My reasons for being an ‘incurable optimist’ is the increasing amount of research being carried out and the number of researchers interested in MND and in collaborating to solve the mystery of this terrible disease.
The difference now from when I started with the Association over 20 years ago (as a very young woman!) is huge. At that time, among other things:
- there were no clinical trials at all and none in the pipeline
- no gene mutations had been identified
- researchers hardly ever collaborated and were a very select few
- the symposium was in it’s embryonic stage
- generally people just diagnosed were told to go home and put their lives in order – nothing could be done
- I think the number of staff was around 13
- Care and research centres were just the beginnings of a twinkle in the eye of Peter Cardy the Director (C.E.) at the time.
Progress, of course, has not been fast enough and it would have been brilliant if the cause/s, more effective treatments and ultimately the cure had been found. However, we are moving in the right direction:
- in 1989 around 40 UK researchers came together for a research conference in Solihull. This was the start of what today is the International Symposium on ALS/MND which includes around 300 presentations, attracting on average 800 delegates from around the world, all under the same roof for one reason. To fight MND and the effects of the disease
- The budget for 22 research projects in 1989 was £211K, today the annual expenditure is around £2m on 45 research projects (this includes small grants)
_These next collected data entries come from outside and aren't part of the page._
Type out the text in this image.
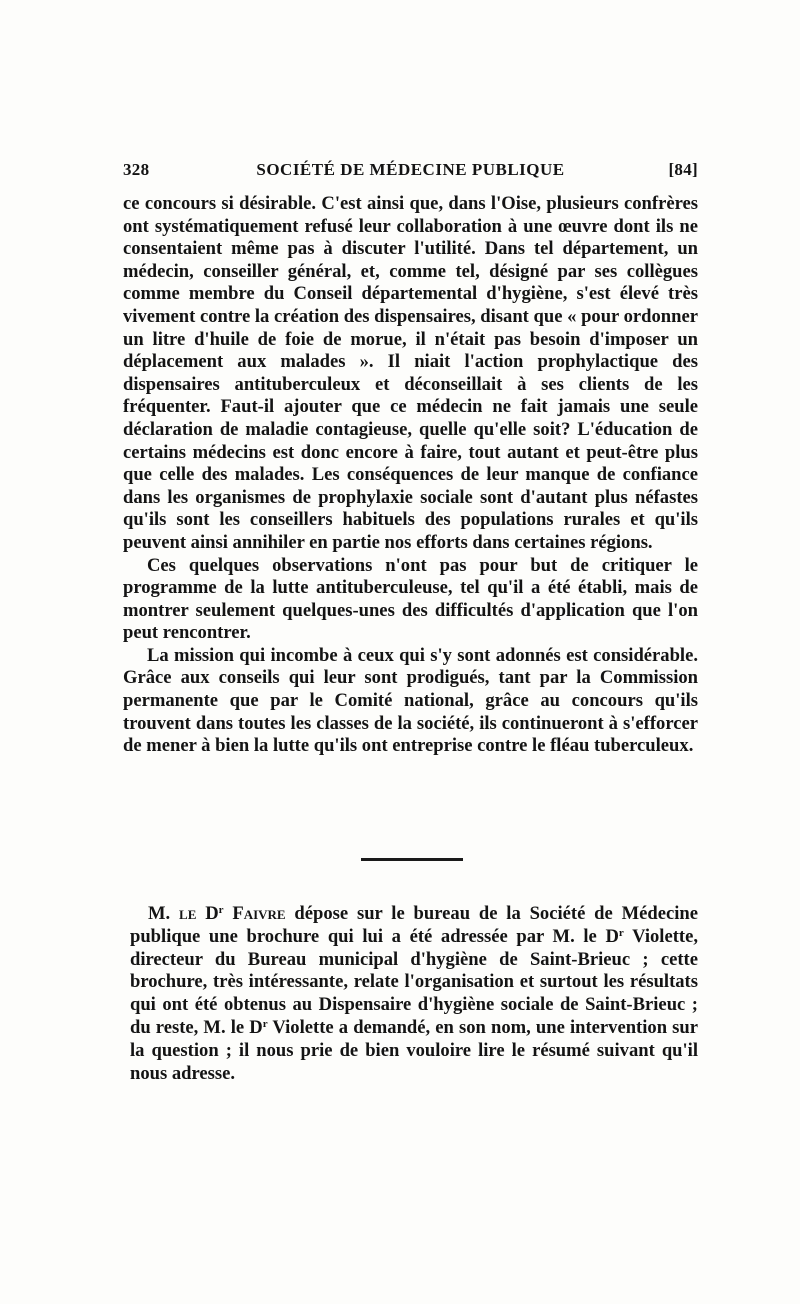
328	SOCIÉTÉ DE MÉDECINE PUBLIQUE	[84]

ce concours si désirable. C'est ainsi que, dans l'Oise, plusieurs confrères ont systématiquement refusé leur collaboration à une œuvre dont ils ne consentaient même pas à discuter l'utilité. Dans tel département, un médecin, conseiller général, et, comme tel, désigné par ses collègues comme membre du Conseil départemental d'hygiène, s'est élevé très vivement contre la création des dispensaires, disant que « pour ordonner un litre d'huile de foie de morue, il n'était pas besoin d'imposer un déplacement aux malades ». Il niait l'action prophylactique des dispensaires antituberculeux et déconseillait à ses clients de les fréquenter. Faut-il ajouter que ce médecin ne fait jamais une seule déclaration de maladie contagieuse, quelle qu'elle soit? L'éducation de certains médecins est donc encore à faire, tout autant et peut-être plus que celle des malades. Les conséquences de leur manque de confiance dans les organismes de prophylaxie sociale sont d'autant plus néfastes qu'ils sont les conseillers habituels des populations rurales et qu'ils peuvent ainsi annihiler en partie nos efforts dans certaines régions.

Ces quelques observations n'ont pas pour but de critiquer le programme de la lutte antituberculeuse, tel qu'il a été établi, mais de montrer seulement quelques-unes des difficultés d'application que l'on peut rencontrer.

La mission qui incombe à ceux qui s'y sont adonnés est considérable. Grâce aux conseils qui leur sont prodigués, tant par la Commission permanente que par le Comité national, grâce au concours qu'ils trouvent dans toutes les classes de la société, ils continueront à s'efforcer de mener à bien la lutte qu'ils ont entreprise contre le fléau tuberculeux.

M. le $D^r$ Faivre dépose sur le bureau de la Société de Médecine publique une brochure qui lui a été adressée par M. le $D^r$ Violette, directeur du Bureau municipal d'hygiène de Saint-Brieuc ; cette brochure, très intéressante, relate l'organisation et surtout les résultats qui ont été obtenus au Dispensaire d'hygiène sociale de Saint-Brieuc ; du reste, M. le $D^r$ Violette a demandé, en son nom, une intervention sur la question ; il nous prie de bien vouloire lire le résumé suivant qu'il nous adresse.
- 1996 Riluzole was licensed for the treatment for MND
- There have been numerous clinical trials since – sadly mainly negative in terms of stopping or changing the course of the disease – but each adding a small amount of information to the bigger picture and helping to plan and develop future trials
- There are now 18 care centres where people with MND can get the help and treatments available under one roof and health care professionals can call upon their expertise
- Because of the above and the continued work and influence of the Association, people with MND and their families/carers now, in the main, get better treatment and are provided with more information to help them cope with the devastating news of being diagnosed with MND.
Lots more needs to be and is being done and with the MND Association being the driving force, to ensure the needs of people living with MND are considered and met at every level there are reasons to be optimistic.